Speaker
Description
Due to its similarity with ammonia (NH$_3$) and because it has been observed in the interstellar medium,[1] methylamine (CH$_3$NH$_2$) has received considerable attention in the last decades. The molecular photodissociation of methylamine was studied using the pump-probe method with nanosecond laser pulses. The molecule was excited in the 198 $-$ 203 nm range, and the generated photofragments were detected with the velocity map imaging (VMI) technique, studying the H-atom elimination and the N$-$C bond fission channels separately, combining experiment and theory.
On the one hand, the H-atom displacement channel presents two main dissociation pathways. One is attributed to the formation of CH$_3$NH($X$) via a conical intersection (CI),[2,3], while the other to CH$_3$NH($A$), observed for the first time.
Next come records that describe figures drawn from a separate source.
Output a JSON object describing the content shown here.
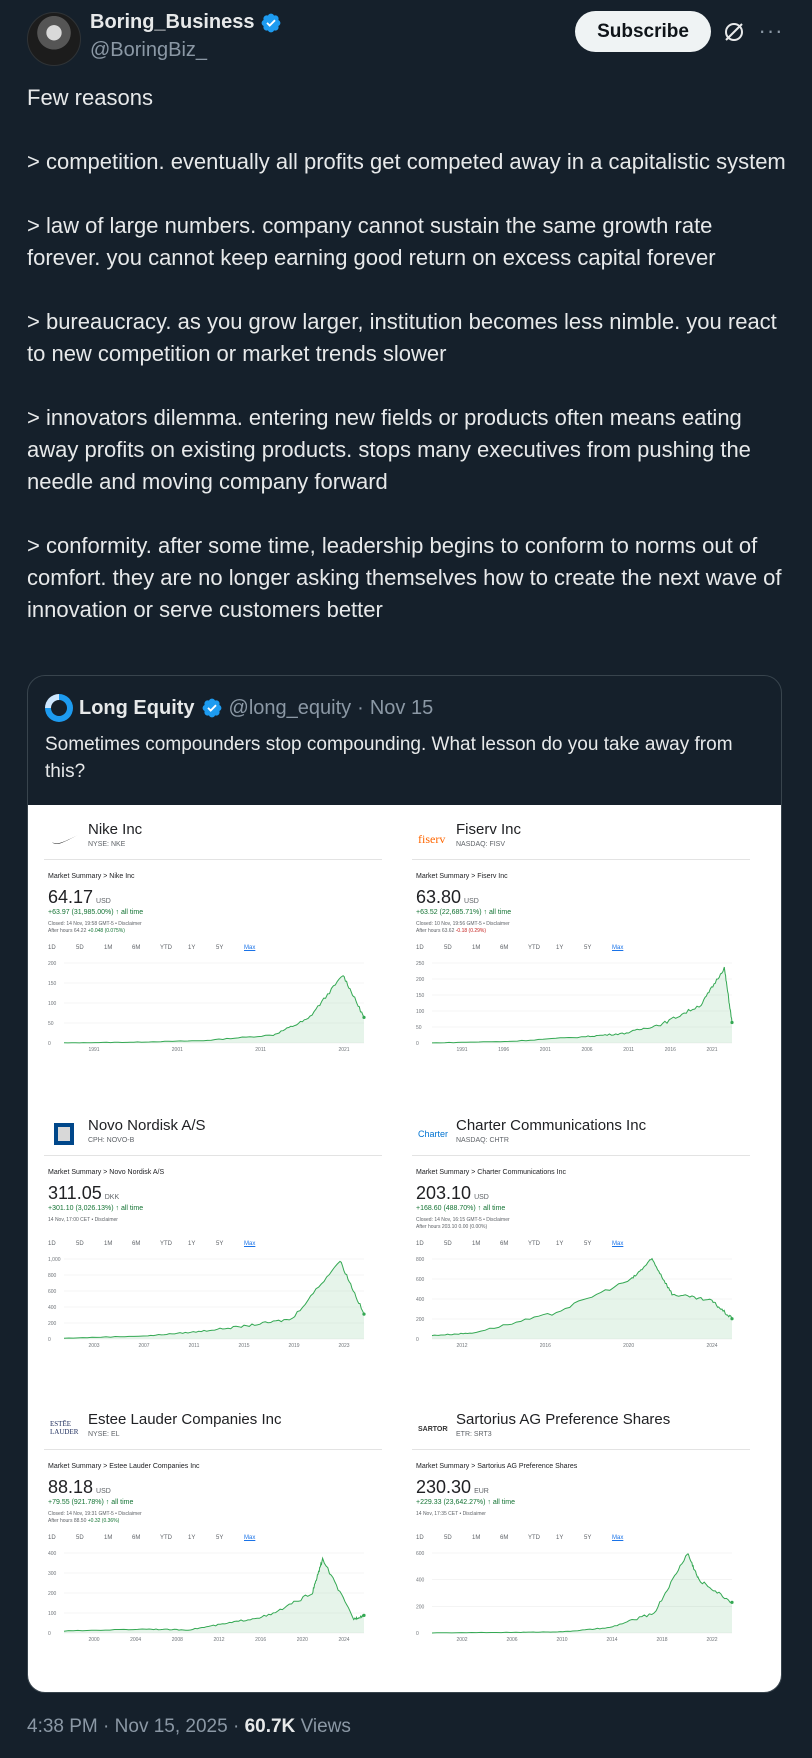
{
  "author": {
    "display_name": "Boring_Business",
    "handle": "@BoringBiz_"
  },
  "subscribe_label": "Subscribe",
  "tweet_paragraphs": [
    "Few reasons",
    "> competition. eventually all profits get competed away in a capitalistic system",
    "> law of large numbers. company cannot sustain the same growth rate forever. you cannot keep earning good return on excess capital forever",
    "> bureaucracy. as you grow larger, institution becomes less nimble. you react to new competition or market trends slower",
    "> innovators dilemma. entering new fields or products often means eating away profits on existing products. stops many executives from pushing the needle and moving company forward",
    "> conformity. after some time, leadership begins to conform to norms out of comfort. they are no longer asking themselves how to create the next wave of innovation or serve customers better"
  ],
  "quote": {
    "name": "Long Equity",
    "handle": "@long_equity",
    "separator": "·",
    "date": "Nov 15",
    "text": "Sometimes compounders stop compounding. What lesson do you take away from this?"
  },
  "range_labels": [
    "1D",
    "5D",
    "1M",
    "6M",
    "YTD",
    "1Y",
    "5Y",
    "Max"
  ],
  "panels": [
    {
      "name": "Nike Inc",
      "ticker": "NYSE: NKE",
      "crumb": "Market Summary > Nike Inc",
      "price": "64.17",
      "currency": "USD",
      "change": "+63.97 (31,985.00%) ↑ all time",
      "closed": "Closed: 14 Nov, 19:58 GMT-5 • Disclaimer",
      "after": "After hours 64.22 ",
      "after_delta": "+0.048 (0.075%)",
      "after_sign": "pos",
      "logo": "nike-swoosh",
      "yticks": [
        "200",
        "150",
        "100",
        "50",
        "0"
      ],
      "xticks": [
        "1991",
        "2001",
        "2011",
        "2021"
      ],
      "chart_data": {
        "type": "line",
        "x": [
          1981,
          1991,
          2001,
          2011,
          2016,
          2021,
          2024
        ],
        "values": [
          0.2,
          2,
          6,
          20,
          60,
          170,
          64
        ],
        "ylim": [
          0,
          200
        ]
      }
    },
    {
      "name": "Fiserv Inc",
      "ticker": "NASDAQ: FISV",
      "crumb": "Market Summary > Fiserv Inc",
      "price": "63.80",
      "currency": "USD",
      "change": "+63.52 (22,685.71%) ↑ all time",
      "closed": "Closed: 10 Nov, 19:56 GMT-5 • Disclaimer",
      "after": "After hours 63.62 ",
      "after_delta": "-0.18 (0.29%)",
      "after_sign": "neg",
      "logo": "fiserv",
      "yticks": [
        "250",
        "200",
        "150",
        "100",
        "50",
        "0"
      ],
      "xticks": [
        "1991",
        "1996",
        "2001",
        "2006",
        "2011",
        "2016",
        "2021"
      ],
      "chart_data": {
        "type": "line",
        "x": [
          1986,
          1996,
          2006,
          2011,
          2016,
          2021,
          2024,
          2025
        ],
        "values": [
          0.3,
          5,
          20,
          30,
          60,
          120,
          235,
          64
        ],
        "ylim": [
          0,
          250
        ]
      }
    },
    {
      "name": "Novo Nordisk A/S",
      "ticker": "CPH: NOVO-B",
      "crumb": "Market Summary > Novo Nordisk A/S",
      "price": "311.05",
      "currency": "DKK",
      "change": "+301.10 (3,026.13%) ↑ all time",
      "closed": "14 Nov, 17:00 CET • Disclaimer",
      "after": "",
      "after_delta": "",
      "after_sign": "",
      "logo": "novo",
      "yticks": [
        "1,000",
        "800",
        "600",
        "400",
        "200",
        "0"
      ],
      "xticks": [
        "2003",
        "2007",
        "2011",
        "2015",
        "2019",
        "2023"
      ],
      "chart_data": {
        "type": "line",
        "x": [
          2000,
          2007,
          2011,
          2015,
          2019,
          2023,
          2025
        ],
        "values": [
          10,
          40,
          90,
          160,
          250,
          980,
          311
        ],
        "ylim": [
          0,
          1000
        ]
      }
    },
    {
      "name": "Charter Communications Inc",
      "ticker": "NASDAQ: CHTR",
      "crumb": "Market Summary > Charter Communications Inc",
      "price": "203.10",
      "currency": "USD",
      "change": "+168.60 (488.70%) ↑ all time",
      "closed": "Closed: 14 Nov, 16:15 GMT-5 • Disclaimer",
      "after": "After hours 203.10 ",
      "after_delta": "0.00 (0.00%)",
      "after_sign": "",
      "logo": "charter",
      "yticks": [
        "800",
        "600",
        "400",
        "200",
        "0"
      ],
      "xticks": [
        "2012",
        "2016",
        "2020",
        "2024"
      ],
      "chart_data": {
        "type": "line",
        "x": [
          2010,
          2012,
          2016,
          2020,
          2021,
          2022,
          2024,
          2025
        ],
        "values": [
          35,
          60,
          250,
          600,
          800,
          450,
          380,
          203
        ],
        "ylim": [
          0,
          800
        ]
      }
    },
    {
      "name": "Estee Lauder Companies Inc",
      "ticker": "NYSE: EL",
      "crumb": "Market Summary > Estee Lauder Companies Inc",
      "price": "88.18",
      "currency": "USD",
      "change": "+79.55 (921.78%) ↑ all time",
      "closed": "Closed: 14 Nov, 19:31 GMT-5 • Disclaimer",
      "after": "After hours 88.50 ",
      "after_delta": "+0.32 (0.36%)",
      "after_sign": "pos",
      "logo": "estee",
      "yticks": [
        "400",
        "300",
        "200",
        "100",
        "0"
      ],
      "xticks": [
        "2000",
        "2004",
        "2008",
        "2012",
        "2016",
        "2020",
        "2024"
      ],
      "chart_data": {
        "type": "line",
        "x": [
          1996,
          2004,
          2008,
          2012,
          2016,
          2020,
          2021,
          2024,
          2025
        ],
        "values": [
          10,
          20,
          15,
          50,
          90,
          200,
          370,
          70,
          88
        ],
        "ylim": [
          0,
          400
        ]
      }
    },
    {
      "name": "Sartorius AG Preference Shares",
      "ticker": "ETR: SRT3",
      "crumb": "Market Summary > Sartorius AG Preference Shares",
      "price": "230.30",
      "currency": "EUR",
      "change": "+229.33 (23,642.27%) ↑ all time",
      "closed": "14 Nov, 17:35 CET • Disclaimer",
      "after": "",
      "after_delta": "",
      "after_sign": "",
      "logo": "sartorius",
      "yticks": [
        "600",
        "400",
        "200",
        "0"
      ],
      "xticks": [
        "2002",
        "2006",
        "2010",
        "2014",
        "2018",
        "2022"
      ],
      "chart_data": {
        "type": "line",
        "x": [
          1998,
          2006,
          2010,
          2014,
          2018,
          2021,
          2022,
          2025
        ],
        "values": [
          1,
          5,
          10,
          40,
          150,
          600,
          400,
          230
        ],
        "ylim": [
          0,
          600
        ]
      }
    }
  ],
  "footer": {
    "time": "4:38 PM",
    "date": "Nov 15, 2025",
    "views_count": "60.7K",
    "views_label": "Views"
  },
  "colors": {
    "background": "#15202b",
    "verified": "#1d9bf0",
    "chart_line": "#34a853"
  }
}
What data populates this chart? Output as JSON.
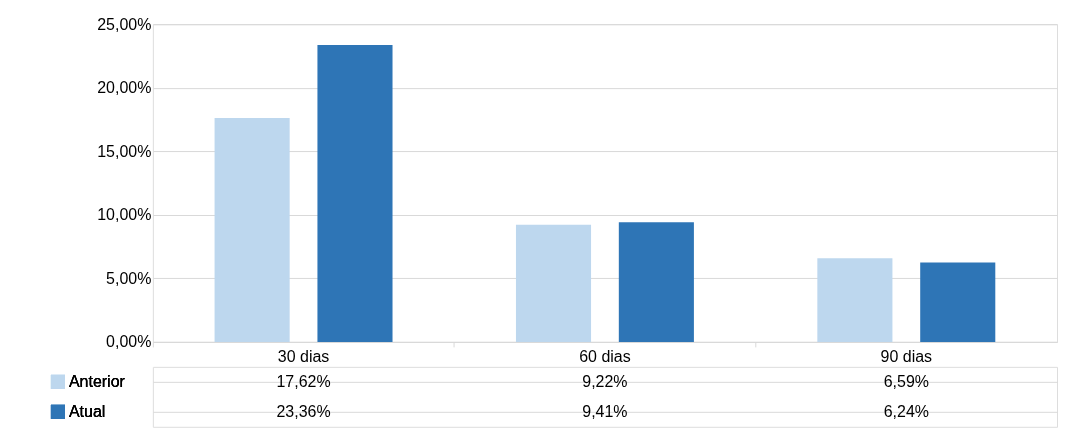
{
  "chart_data": {
    "type": "bar",
    "categories": [
      "30 dias",
      "60 dias",
      "90 dias"
    ],
    "series": [
      {
        "name": "Anterior",
        "color": "#bdd7ee",
        "values": [
          17.62,
          9.22,
          6.59
        ],
        "value_labels": [
          "17,62%",
          "9,22%",
          "6,59%"
        ]
      },
      {
        "name": "Atual",
        "color": "#2e75b6",
        "values": [
          23.36,
          9.41,
          6.24
        ],
        "value_labels": [
          "23,36%",
          "9,41%",
          "6,24%"
        ]
      }
    ],
    "ylim": [
      0,
      25
    ],
    "yticks": [
      {
        "value": 0,
        "label": "0,00%"
      },
      {
        "value": 5,
        "label": "5,00%"
      },
      {
        "value": 10,
        "label": "10,00%"
      },
      {
        "value": 15,
        "label": "15,00%"
      },
      {
        "value": 20,
        "label": "20,00%"
      },
      {
        "value": 25,
        "label": "25,00%"
      }
    ],
    "grid": "y",
    "legend": "bottom"
  }
}
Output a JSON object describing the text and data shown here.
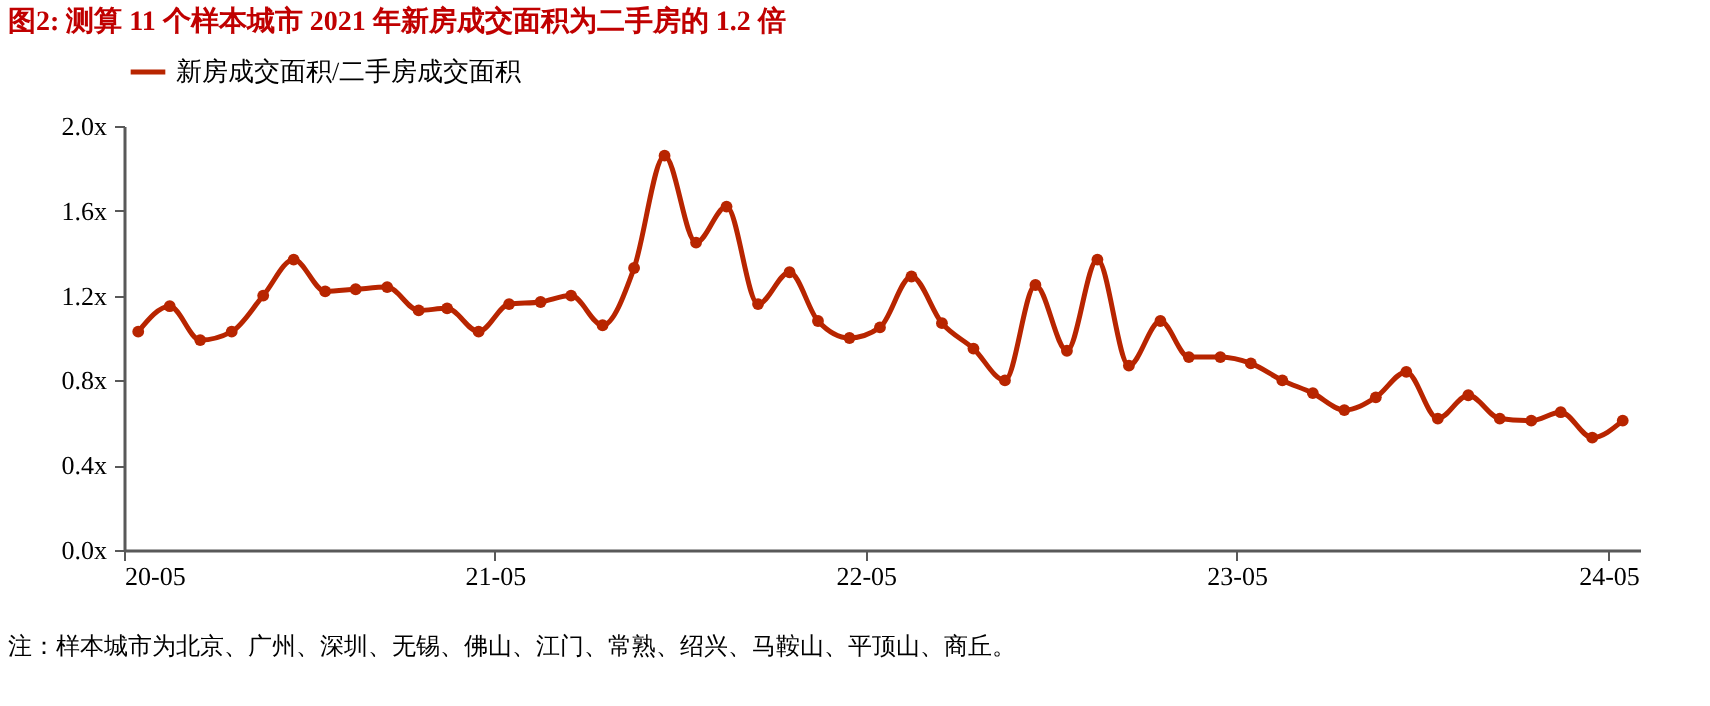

On the other hand, the recorded images for the NH$_2$ $+$ CH$_3$ channel show unstructured Boltzmann-type distributions; however, the speed-dependent anisotropy parameters reveal the presence of two dissociation mechanisms. With a similar landscape of the computed potential energy curves to the N$-$H bond fission, prompt dissociation of the C$-$N bond through the CI is proposed as a minor channel. In contrast, the kinetic energy distribution reflects a major slow dissociation in the ground state, which can arise from frustrated N-H bond cleavage trajectories or vibrationally-hot ground state NH$_2$ fragments.